The Naval Tweetstorm Series, Part 1: Seek wealth
Part 1 of 39 short essays in response to Naval's famous thread.
Series intro
If this is your first time here please check out this post which explains my reasons for writing this essay series. Thank you.
“Seek wealth, not money or status…”
“Seek wealth, not money or status. Wealth is having assets that earn while you sleep. Money is how we transfer time and wealth. Status is your place in the social hierarchy.”
Growing up in Ireland, one side of my family worked a small farm on the side of a hill in the west of the country, and the other had worked their own small farm on the side of a hill in the east of the country before moving, a few years before I was born, to a slightly bigger farm nearby.
I come from farming stock, as do many Irish people in Ireland.
Some of the things this upbringing brought up most regularly were:
Money was scarce
Money only came through hard work
Having money was having enough to put food on the table
I bring all this up just to drill home the point.
Nobody I knew had a whole lot of insights about money, wealth or status.
Everyone was aware of money, sure, because money touches everything and everything touches money.
Everyone had an awareness of people who might have held wealth or status, but they were always other people.
In short, as ridiculous as it seems, money, wealth and status were alien concepts.
When I was nine or ten a woman down the road, the grandmother of some of our playground friends at school, got the chance to spin the wheel in the National Lottery, and lo and behold, she hit the jackpot.
£250,000, in old Irish pounds, or punts.
This made her, by miles, the richest person any of us knew. We were also certain that she would be the richest person any of us would ever know.
But apart from the local chatter and gossip the weekend she spun the wheel, her money was taboo. Everyone’s money was taboo, no matter how much or how little they had.

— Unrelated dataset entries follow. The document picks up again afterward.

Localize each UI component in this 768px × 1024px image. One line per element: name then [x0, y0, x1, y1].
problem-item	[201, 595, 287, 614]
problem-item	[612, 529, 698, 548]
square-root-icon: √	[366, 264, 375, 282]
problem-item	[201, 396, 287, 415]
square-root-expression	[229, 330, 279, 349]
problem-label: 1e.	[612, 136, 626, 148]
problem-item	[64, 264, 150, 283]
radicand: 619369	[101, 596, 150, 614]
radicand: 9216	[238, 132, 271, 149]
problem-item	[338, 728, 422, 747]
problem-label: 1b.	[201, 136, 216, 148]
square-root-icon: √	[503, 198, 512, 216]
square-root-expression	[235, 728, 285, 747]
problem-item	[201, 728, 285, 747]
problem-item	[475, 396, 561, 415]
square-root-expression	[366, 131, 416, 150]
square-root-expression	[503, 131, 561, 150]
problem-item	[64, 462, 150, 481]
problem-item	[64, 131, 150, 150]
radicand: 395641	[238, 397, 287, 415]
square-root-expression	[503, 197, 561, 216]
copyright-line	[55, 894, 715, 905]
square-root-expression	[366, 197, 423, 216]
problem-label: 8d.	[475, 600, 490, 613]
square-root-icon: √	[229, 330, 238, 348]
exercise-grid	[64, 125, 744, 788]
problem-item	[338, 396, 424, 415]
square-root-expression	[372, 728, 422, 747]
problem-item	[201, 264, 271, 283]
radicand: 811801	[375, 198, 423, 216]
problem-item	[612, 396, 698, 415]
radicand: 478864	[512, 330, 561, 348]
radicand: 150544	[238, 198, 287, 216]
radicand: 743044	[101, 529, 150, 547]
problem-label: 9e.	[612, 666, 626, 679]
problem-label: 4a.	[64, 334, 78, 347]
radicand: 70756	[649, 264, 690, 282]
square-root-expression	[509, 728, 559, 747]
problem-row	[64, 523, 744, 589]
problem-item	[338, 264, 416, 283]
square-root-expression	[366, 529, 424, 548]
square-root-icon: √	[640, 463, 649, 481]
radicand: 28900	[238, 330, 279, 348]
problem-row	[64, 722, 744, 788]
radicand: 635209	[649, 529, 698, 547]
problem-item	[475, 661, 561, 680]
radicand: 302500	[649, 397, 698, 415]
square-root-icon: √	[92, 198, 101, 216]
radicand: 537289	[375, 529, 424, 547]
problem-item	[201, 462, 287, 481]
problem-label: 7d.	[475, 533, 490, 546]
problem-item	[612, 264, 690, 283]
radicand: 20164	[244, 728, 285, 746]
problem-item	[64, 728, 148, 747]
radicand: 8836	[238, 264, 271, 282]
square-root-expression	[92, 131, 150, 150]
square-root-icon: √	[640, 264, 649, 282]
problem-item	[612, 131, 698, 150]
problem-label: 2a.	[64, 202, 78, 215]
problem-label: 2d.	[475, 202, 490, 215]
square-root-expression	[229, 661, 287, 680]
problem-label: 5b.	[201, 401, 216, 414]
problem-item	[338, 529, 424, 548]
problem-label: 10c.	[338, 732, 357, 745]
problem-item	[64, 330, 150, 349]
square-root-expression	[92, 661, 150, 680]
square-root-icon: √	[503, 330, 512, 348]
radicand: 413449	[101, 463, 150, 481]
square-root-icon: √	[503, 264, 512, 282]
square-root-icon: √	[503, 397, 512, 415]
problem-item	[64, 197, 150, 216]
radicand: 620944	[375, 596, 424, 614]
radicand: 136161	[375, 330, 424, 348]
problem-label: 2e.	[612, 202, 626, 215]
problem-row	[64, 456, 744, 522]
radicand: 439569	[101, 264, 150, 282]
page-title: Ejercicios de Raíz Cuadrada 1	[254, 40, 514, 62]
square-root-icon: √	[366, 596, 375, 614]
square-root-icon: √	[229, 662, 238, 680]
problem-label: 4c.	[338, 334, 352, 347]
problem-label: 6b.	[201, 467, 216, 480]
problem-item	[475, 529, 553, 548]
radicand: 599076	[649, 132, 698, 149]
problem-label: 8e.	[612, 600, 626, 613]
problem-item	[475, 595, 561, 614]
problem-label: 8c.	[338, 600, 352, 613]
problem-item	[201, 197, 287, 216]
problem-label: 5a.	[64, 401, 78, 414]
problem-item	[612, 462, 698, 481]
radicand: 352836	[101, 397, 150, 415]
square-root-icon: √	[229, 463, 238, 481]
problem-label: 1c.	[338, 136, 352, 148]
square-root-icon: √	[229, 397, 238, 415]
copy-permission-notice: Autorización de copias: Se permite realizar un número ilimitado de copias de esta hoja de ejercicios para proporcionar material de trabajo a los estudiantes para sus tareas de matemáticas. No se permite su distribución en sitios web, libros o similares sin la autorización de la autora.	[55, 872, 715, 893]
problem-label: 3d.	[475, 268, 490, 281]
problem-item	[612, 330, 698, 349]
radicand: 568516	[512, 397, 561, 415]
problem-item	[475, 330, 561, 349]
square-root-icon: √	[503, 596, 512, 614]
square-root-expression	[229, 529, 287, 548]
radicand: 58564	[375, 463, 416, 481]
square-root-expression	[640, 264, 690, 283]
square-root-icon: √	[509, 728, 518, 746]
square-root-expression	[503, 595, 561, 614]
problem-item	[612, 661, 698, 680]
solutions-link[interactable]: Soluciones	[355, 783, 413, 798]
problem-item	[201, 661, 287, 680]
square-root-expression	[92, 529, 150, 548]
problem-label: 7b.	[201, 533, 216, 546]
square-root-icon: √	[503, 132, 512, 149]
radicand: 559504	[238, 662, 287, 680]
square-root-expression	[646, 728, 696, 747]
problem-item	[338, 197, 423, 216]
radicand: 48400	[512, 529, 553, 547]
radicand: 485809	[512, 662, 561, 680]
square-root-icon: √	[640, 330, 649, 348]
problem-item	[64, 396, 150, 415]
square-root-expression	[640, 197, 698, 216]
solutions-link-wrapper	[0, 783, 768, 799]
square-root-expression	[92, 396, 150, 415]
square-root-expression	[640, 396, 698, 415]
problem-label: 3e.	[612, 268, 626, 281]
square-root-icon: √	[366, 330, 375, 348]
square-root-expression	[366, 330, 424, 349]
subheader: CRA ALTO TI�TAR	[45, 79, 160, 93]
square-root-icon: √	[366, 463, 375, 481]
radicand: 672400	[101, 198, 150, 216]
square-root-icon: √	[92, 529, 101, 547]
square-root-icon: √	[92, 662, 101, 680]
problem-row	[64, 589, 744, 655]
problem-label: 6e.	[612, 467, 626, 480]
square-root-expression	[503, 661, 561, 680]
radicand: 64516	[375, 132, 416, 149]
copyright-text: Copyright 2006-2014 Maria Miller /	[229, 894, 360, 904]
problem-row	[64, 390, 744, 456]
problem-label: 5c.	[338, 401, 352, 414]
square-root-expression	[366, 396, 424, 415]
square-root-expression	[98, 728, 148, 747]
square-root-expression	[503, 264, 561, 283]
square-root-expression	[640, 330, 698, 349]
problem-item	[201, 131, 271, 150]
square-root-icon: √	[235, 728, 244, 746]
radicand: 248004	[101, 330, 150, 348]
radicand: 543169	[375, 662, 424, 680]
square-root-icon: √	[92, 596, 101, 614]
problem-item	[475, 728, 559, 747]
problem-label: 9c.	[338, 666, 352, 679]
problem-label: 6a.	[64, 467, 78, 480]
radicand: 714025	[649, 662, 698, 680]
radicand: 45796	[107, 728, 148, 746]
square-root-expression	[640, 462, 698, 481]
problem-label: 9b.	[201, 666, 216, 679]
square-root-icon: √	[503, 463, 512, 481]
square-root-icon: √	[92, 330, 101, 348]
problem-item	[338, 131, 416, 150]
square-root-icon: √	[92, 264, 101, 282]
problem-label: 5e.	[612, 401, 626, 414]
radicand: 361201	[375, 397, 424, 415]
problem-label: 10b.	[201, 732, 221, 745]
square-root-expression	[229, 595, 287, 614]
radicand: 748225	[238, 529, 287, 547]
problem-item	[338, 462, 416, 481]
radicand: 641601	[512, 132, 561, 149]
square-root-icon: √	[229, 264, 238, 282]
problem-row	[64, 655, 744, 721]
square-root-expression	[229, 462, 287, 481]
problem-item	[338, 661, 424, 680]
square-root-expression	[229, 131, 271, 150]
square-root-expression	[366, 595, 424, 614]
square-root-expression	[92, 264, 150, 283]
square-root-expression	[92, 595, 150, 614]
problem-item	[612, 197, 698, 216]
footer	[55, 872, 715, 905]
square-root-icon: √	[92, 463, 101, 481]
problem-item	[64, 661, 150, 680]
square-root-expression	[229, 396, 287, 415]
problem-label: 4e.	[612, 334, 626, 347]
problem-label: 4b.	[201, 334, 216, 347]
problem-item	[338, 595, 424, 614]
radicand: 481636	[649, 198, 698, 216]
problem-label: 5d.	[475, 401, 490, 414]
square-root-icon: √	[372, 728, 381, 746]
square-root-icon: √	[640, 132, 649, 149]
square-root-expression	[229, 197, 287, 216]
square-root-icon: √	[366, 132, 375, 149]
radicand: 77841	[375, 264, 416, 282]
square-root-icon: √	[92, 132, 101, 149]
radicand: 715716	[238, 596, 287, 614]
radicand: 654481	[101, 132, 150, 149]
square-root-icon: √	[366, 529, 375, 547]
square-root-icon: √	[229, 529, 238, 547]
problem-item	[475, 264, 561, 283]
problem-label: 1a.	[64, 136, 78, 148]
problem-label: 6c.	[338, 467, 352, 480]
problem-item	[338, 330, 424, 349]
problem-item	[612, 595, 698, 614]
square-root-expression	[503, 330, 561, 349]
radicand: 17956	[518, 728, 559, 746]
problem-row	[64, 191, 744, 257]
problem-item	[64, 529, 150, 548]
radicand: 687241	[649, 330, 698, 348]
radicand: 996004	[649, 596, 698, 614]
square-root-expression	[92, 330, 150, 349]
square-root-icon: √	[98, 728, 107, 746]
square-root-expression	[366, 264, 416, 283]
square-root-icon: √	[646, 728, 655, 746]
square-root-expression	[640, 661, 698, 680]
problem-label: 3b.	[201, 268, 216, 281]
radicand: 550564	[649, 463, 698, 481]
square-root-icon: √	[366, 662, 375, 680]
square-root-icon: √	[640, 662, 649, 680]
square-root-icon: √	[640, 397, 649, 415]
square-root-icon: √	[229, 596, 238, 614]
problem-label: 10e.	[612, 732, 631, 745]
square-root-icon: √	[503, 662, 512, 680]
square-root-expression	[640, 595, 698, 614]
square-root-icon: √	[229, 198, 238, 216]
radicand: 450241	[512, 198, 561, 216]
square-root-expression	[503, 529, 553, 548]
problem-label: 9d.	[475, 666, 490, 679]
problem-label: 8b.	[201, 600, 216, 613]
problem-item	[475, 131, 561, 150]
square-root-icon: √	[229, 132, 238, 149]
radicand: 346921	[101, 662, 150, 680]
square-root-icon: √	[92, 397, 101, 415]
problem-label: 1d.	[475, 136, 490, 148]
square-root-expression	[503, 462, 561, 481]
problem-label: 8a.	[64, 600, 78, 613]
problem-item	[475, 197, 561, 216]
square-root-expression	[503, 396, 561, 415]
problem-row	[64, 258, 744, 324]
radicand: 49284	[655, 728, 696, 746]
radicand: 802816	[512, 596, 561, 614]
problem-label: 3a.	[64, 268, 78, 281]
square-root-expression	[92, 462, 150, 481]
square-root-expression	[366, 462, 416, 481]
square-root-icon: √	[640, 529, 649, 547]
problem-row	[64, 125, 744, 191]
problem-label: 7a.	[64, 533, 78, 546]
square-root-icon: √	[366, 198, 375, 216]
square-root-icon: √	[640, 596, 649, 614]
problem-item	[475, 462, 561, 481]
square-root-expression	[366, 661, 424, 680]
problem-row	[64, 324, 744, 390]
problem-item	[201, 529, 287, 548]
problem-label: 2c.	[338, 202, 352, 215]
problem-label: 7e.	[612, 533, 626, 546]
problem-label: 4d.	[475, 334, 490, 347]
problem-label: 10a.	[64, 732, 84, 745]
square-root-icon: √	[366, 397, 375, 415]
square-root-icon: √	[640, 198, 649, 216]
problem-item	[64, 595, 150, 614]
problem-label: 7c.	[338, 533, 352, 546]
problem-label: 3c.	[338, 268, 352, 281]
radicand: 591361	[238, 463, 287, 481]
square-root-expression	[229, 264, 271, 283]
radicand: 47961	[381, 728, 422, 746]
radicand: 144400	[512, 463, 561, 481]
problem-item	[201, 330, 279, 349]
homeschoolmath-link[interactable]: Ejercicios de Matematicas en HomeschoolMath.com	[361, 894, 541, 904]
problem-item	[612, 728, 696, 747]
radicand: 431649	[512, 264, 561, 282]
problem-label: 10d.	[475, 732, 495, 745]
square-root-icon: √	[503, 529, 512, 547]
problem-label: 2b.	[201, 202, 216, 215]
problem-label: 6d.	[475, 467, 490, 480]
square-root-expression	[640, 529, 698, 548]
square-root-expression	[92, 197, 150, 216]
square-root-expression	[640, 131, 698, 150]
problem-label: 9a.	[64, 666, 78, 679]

So it’s hard to underestimate the impact of seeing somebody so succinctly outline some definitions that made these concepts seem straightforward, even within reach.
It might seem overblown, but that’s how influential Naval’s tweets have been for me, none more than this one which kicked off the famous 39-tweet thread.
I realised that for much of my life I was, mostly unconsciously, seeking the feeling that came with money and the feeling that came with status.
Some of the feeling that came with money was a freedom — of sorts, for a while — from everyone who could tell you what to do.
Some of the feeling that came with status was belonging — or more accurately, being seen to belong.
I never really considered wealth.
I thought wealth was only the equivalent of obscene riches.
In short:
I believed (consciously) that money was the thing you wanted.
I believed (unconsciously) that money could get you status.
I believed (in every way) that wealth was out of reach.
Seeing Naval spell out the difference, in 31 words, was spell-binding. Literally. It cast a spell on me that’s made me see the world differently ever since.
Rather than money or status, said Naval, wealth is the thing to seek.
He defines wealth as nothing more than having assets that earn while you sleep.
By this definition, I still have a way to go to have wealth, but I’m closer than I ever was before, when I believed that wealth was only ever for someone else and always out of reach.
Follow the rest of this essay series here.
I’ll be back with Number 2 in this series next week. In the meantime there will be lots of other content, and another of my longform interviews comes your way on Friday (June 14th).
Till next time.
Excellent article Shane. About the only thing I got out of the famous (infamous?) book, “Rich Dad, Poor Dad”, was Kiyosaki’s definition of an asset as something that earns money for you. So, while most people would think of an expensive watch or a house as assets, his definitions would classify them as expenses, not assets. I do like Naval’s definition of wealth. His tweets were an education that’s helluva lot cheaper than Kiyosaki’s money pit systems.